Application Workflow

stateDiagram-v2
    [*] --> FirstRun : No admin account
    FirstRun --> Inbox : Admin created
    [*] --> Login : Admin exists
    Login --> Inbox : Authenticated
    Inbox --> Compose : New message
    Inbox --> Thread : Open message
    Thread --> Locked : Key not in session
    Locked --> Thread : Enter password
    Thread --> EMLExport : Export .eml (decrypted only)
    Thread --> Reply : Reply to thread
    Reply --> Compose
    Compose --> Sent : Delivered
    Compose --> Drafts : Save draft
    Drafts --> Compose : Resume draft
    Sent --> [*]
    Inbox --> Trash : Move to trash
    Trash --> Inbox : Restore
    Trash --> [*] : Delete permanently
Loading

php.ini Configuration

XMail requires two PHP extensions: pdo_sqlite and openssl. On most shared and managed hosts these are enabled by default. If they are absent, enable them in your php.ini:

; Required extensions
extension=pdo_sqlite
extension=openssl

; Recommended settings for file upload support
file_uploads = On
upload_max_filesize = 10M
post_max_size = 12M

; Recommended session security
session.cookie_httponly = 1
session.cookie_samesite = Lax
session.use_strict_mode = 1

; Recommended for production
display_errors = Off
log_errors = On
error_log = /var/log/php/error.log

After editing php.ini, restart your PHP-FPM or web server process:

# PHP-FPM
sudo systemctl restart php8.2-fpm

# Apache with mod_php
sudo systemctl restart apache2

Verify the configuration is active:

php -r "echo extension_loaded('pdo_sqlite') ? 'pdo_sqlite OK' : 'pdo_sqlite MISSING'; echo PHP_EOL;"
php -r "echo extension_loaded('openssl')    ? 'openssl OK'    : 'openssl MISSING';    echo PHP_EOL;"

File Structure

After first launch the following files and directories are created automatically:

XMail/
├── xmail.php          # The entire application (source of truth)
├── xmail.db           # SQLite database (auto-created on first run)
├── .htaccess          # Blocks direct access to .db / .sqlite files (auto-created)
└── attachments/       # Encrypted attachment storage (auto-created)
    └── .htaccess      # Blocks direct HTTP access to attachment files (auto-created)

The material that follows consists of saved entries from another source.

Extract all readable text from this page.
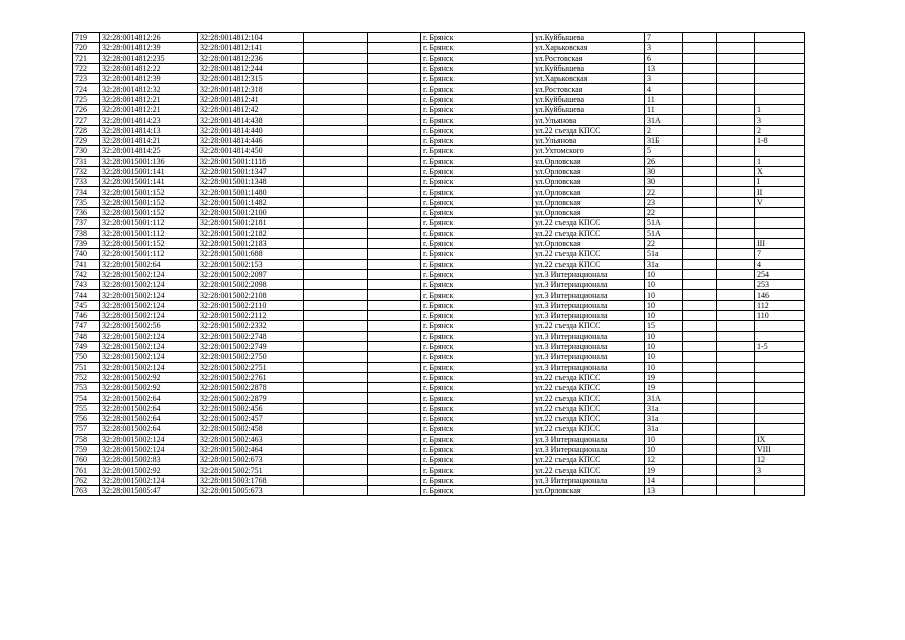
719	32:28:0014812:26	32:28:0014812:104			г. Брянск	ул.Куйбышева	7			
720	32:28:0014812:39	32:28:0014812:141			г. Брянск	ул.Харьковская	3			
721	32:28:0014812:235	32:28:0014812:236			г. Брянск	ул.Ростовская	6			
722	32:28:0014812:22	32:28:0014812:244			г. Брянск	ул.Куйбышева	13			
723	32:28:0014812:39	32:28:0014812:315			г. Брянск	ул.Харьковская	3			
724	32:28:0014812:32	32:28:0014812:318			г. Брянск	ул.Ростовская	4			
725	32:28:0014812:21	32:28:0014812:41			г. Брянск	ул.Куйбышева	11			
726	32:28:0014812:21	32:28:0014812:42			г. Брянск	ул.Куйбышева	11			1
727	32:28:0014814:23	32:28:0014814:438			г. Брянск	ул.Ульянова	31А			3
728	32:28:0014814:13	32:28:0014814:440			г. Брянск	ул.22 съезда КПСС	2			2
729	32:28:0014814:21	32:28:0014814:446			г. Брянск	ул.Ульянова	31Б			1-8
730	32:28:0014814:25	32:28:0014814:450			г. Брянск	ул.Ухтомского	5			
731	32:28:0015001:136	32:28:0015001:1118			г. Брянск	ул.Орловская	26			1
732	32:28:0015001:141	32:28:0015001:1347			г. Брянск	ул.Орловская	30			X
733	32:28:0015001:141	32:28:0015001:1348			г. Брянск	ул.Орловская	30			I
734	32:28:0015001:152	32:28:0015001:1480			г. Брянск	ул.Орловская	22			II
735	32:28:0015001:152	32:28:0015001:1482			г. Брянск	ул.Орловская	23			V
736	32:28:0015001:152	32:28:0015001:2100			г. Брянск	ул.Орловская	22			
737	32:28:0015001:112	32:28:0015001:2181			г. Брянск	ул.22 съезда КПСС	51А			
738	32:28:0015001:112	32:28:0015001:2182			г. Брянск	ул.22 съезда КПСС	51А			
739	32:28:0015001:152	32:28:0015001:2183			г. Брянск	ул.Орловская	22			III
740	32:28:0015001:112	32:28:0015001:688			г. Брянск	ул.22 съезда КПСС	51а			7
741	32:28:0015002:64	32:28:0015002:153			г. Брянск	ул.22 съезда КПСС	31а			4
742	32:28:0015002:124	32:28:0015002:2097			г. Брянск	ул.3 Интернационала	10			254
743	32:28:0015002:124	32:28:0015002:2098			г. Брянск	ул.3 Интернационала	10			253
744	32:28:0015002:124	32:28:0015002:2108			г. Брянск	ул.3 Интернационала	10			146
745	32:28:0015002:124	32:28:0015002:2110			г. Брянск	ул.3 Интернационала	10			112
746	32:28:0015002:124	32:28:0015002:2112			г. Брянск	ул.3 Интернационала	10			110
747	32:28:0015002:56	32:28:0015002:2332			г. Брянск	ул.22 съезда КПСС	15			
748	32:28:0015002:124	32:28:0015002:2748			г. Брянск	ул.3 Интернационала	10			
749	32:28:0015002:124	32:28:0015002:2749			г. Брянск	ул.3 Интернационала	10			1-5
750	32:28:0015002:124	32:28:0015002:2750			г. Брянск	ул.3 Интернационала	10			
751	32:28:0015002:124	32:28:0015002:2751			г. Брянск	ул.3 Интернационала	10			
752	32:28:0015002:92	32:28:0015002:2761			г. Брянск	ул.22 съезда КПСС	19			
753	32:28:0015002:92	32:28:0015002:2878			г. Брянск	ул.22 съезда КПСС	19			
754	32:28:0015002:64	32:28:0015002:2879			г. Брянск	ул.22 съезда КПСС	31А			
755	32:28:0015002:64	32:28:0015002:456			г. Брянск	ул.22 съезда КПСС	31а			
756	32:28:0015002:64	32:28:0015002:457			г. Брянск	ул.22 съезда КПСС	31а			
757	32:28:0015002:64	32:28:0015002:458			г. Брянск	ул.22 съезда КПСС	31а			
758	32:28:0015002:124	32:28:0015002:463			г. Брянск	ул.3 Интернационала	10			IX
759	32:28:0015002:124	32:28:0015002:464			г. Брянск	ул.3 Интернационала	10			VIII
760	32:28:0015002:83	32:28:0015002:673			г. Брянск	ул.22 съезда КПСС	12			12
761	32:28:0015002:92	32:28:0015002:751			г. Брянск	ул.22 съезда КПСС	19			3
762	32:28:0015002:124	32:28:0015003:1768			г. Брянск	ул.3 Интернационала	14			
763	32:28:0015005:47	32:28:0015005:673			г. Брянск	ул.Орловская	13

Security note: Ensure xmail.db and the attachments/ directory are not publicly accessible. The auto-generated .htaccess files handle this on Apache. On Nginx, apply the deny all directives shown in the Installation Instructions.


License

This project is licensed under the GNU General Public License v3.0 — see https://www.gnu.org/licenses/gpl-3.0 for the full license text.

About

A self-hosted, federated, zero-knowledge encrypted mail system in a single PHP file. AES-256-GCM encryption, PBKDF2 key derivation, and encrypted attachments ensure the server never sees your message password. No SMTP. No external dependencies. Just drop xmail.php and go.